PLAT ET OBSTACLE
LA RECETTE DU CHAMPION ÉCLECTIQUE
Par Christopher Galmiche
cg@jourdegalop.com
Il y a soixante-dix sept ans, Le Paillon remportait la Grande Course de Haies d’Auteuil et le Prix de l’Arc de Triomphe (Grs1) durant une même saison. Le contexte particulier de l’après-guerre avait sans doute été un facteur important dans ce doublé très atypique. Par la suite, il y a eu des stayers qui ont été capables de surfer sur les deux tableaux dans les Groupes. Nous avons demandé les secrets de préparation pour courir un même cheval au meilleur niveau, en plat et en obstacle, à deux professionnels qui ont connu ce cas de figure : François Doumen et Jean Lesbordes.
François Doumen : « C’est une réorganisation »
François Doumen a connu la réussite au plus haut niveau, en plat et en obstacle, en France comme à l’étranger. Pour cela, il faut évidemment les chevaux, mais aussi les propriétaires et évidemment le personnel qui puisse travailler en plat d’une part et en obstacle d’autre part. « Dans les temps modernes, il y a peu d’entraîneurs qui font à la fois le plat et l’obstacle, même chez les meilleurs.
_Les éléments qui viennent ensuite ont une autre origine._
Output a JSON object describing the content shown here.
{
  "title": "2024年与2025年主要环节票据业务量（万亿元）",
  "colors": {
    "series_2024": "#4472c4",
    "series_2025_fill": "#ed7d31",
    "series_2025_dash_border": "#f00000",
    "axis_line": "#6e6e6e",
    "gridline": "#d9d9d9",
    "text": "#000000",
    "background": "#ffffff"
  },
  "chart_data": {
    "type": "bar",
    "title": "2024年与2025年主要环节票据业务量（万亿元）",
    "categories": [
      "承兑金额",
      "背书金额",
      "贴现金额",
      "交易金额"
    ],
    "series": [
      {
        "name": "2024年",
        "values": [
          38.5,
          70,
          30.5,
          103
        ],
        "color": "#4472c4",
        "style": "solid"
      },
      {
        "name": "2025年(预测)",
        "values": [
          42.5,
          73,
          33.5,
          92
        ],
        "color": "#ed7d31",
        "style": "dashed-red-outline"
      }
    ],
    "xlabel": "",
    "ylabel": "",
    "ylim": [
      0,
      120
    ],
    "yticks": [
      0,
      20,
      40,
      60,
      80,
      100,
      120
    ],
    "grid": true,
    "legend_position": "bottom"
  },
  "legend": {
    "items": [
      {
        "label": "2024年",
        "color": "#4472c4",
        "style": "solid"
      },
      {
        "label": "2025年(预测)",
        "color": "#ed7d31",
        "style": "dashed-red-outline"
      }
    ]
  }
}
C’est étonnant ! Il faut prendre en compte aussi le choix des propriétaires. Ce n’est pas facile de faire changer de politique certains propriétaires. Pour l’entraîneur, c’est une réorganisation car il faut du personnel pour monter les chevaux d’obstacle. On ne peut pas mettre des cavaliers d’entraînement ayant l’habitude des chevaux de plat sur The Fellow ou Baracouda. L’obstacle est un peu une spécialité de cavalier si l’on veut faire du bon travail. Il faut deux équipes, plus spécialisées sur son domaine. »
Kasbah Bliss, le dernier
François Doumen a eu sous sa responsabilité le dernier cheval capable de se distinguer à haut niveau en plat et en obstacle avec Kasbah Bliss (Kahyasi). Valeur 35,5 en plat en début de carrière, il a enlevé le Prix Finot, puis l’Adonis Hurdle (Gr2), trois Grs3 à Auteuil, deux Rendlesham Hurdle (Gr2) en Angleterre, avant de terminer deuxième et quatrième du World Hurdle (Gr1) à Cheltenham, puis d’enlever le Qatar Prix du Cadran (Gr1) entre autres. « Kasbah Bliss était dans cette configuration du cheval qui a performé dans les deux disciplines. Il faut aussi ajouter Quel Senor [lauréat du Prix du Prince d’Orange et plus tard de la Breeders’ Cup Steeple-Chase, ndlr]. La plupart de mes grands champions d’obstacle étaient AQPS donc peu enclins à faire une carrière en plat, même si j’ai eu Umbrage (Astarabad), qui a eu le record de gains en plat à l’époque pour une AQPS. En même temps que j’échange avec vous, je retrouve des lettres que j’avais reçues d’Angleterre, de gens inconnus, qui me demandaient de courir la Gold Cup d’Ascot (Gr1) avec Baracouda [vainqueur de deux World Hurdle et quatre Long Walk Hurdle, ndlr]. Pour eux, cela paraissait être un défi abordable. C’est d’ailleurs ce qu’est en train de nous prouver Willie Mullins ! Baracouda était un peu compliqué et j’étais content qu’il atteigne les Groupes avec peu de partants car il fallait toujours le décontracter à l’arrière-garde. Le remettre en plat l’aurait rendu plus tendu. Si on le mettait dans le peloton, ça changeait tout. J’ai eu aussi Laveron qui a brillé en plat avant de devenir
...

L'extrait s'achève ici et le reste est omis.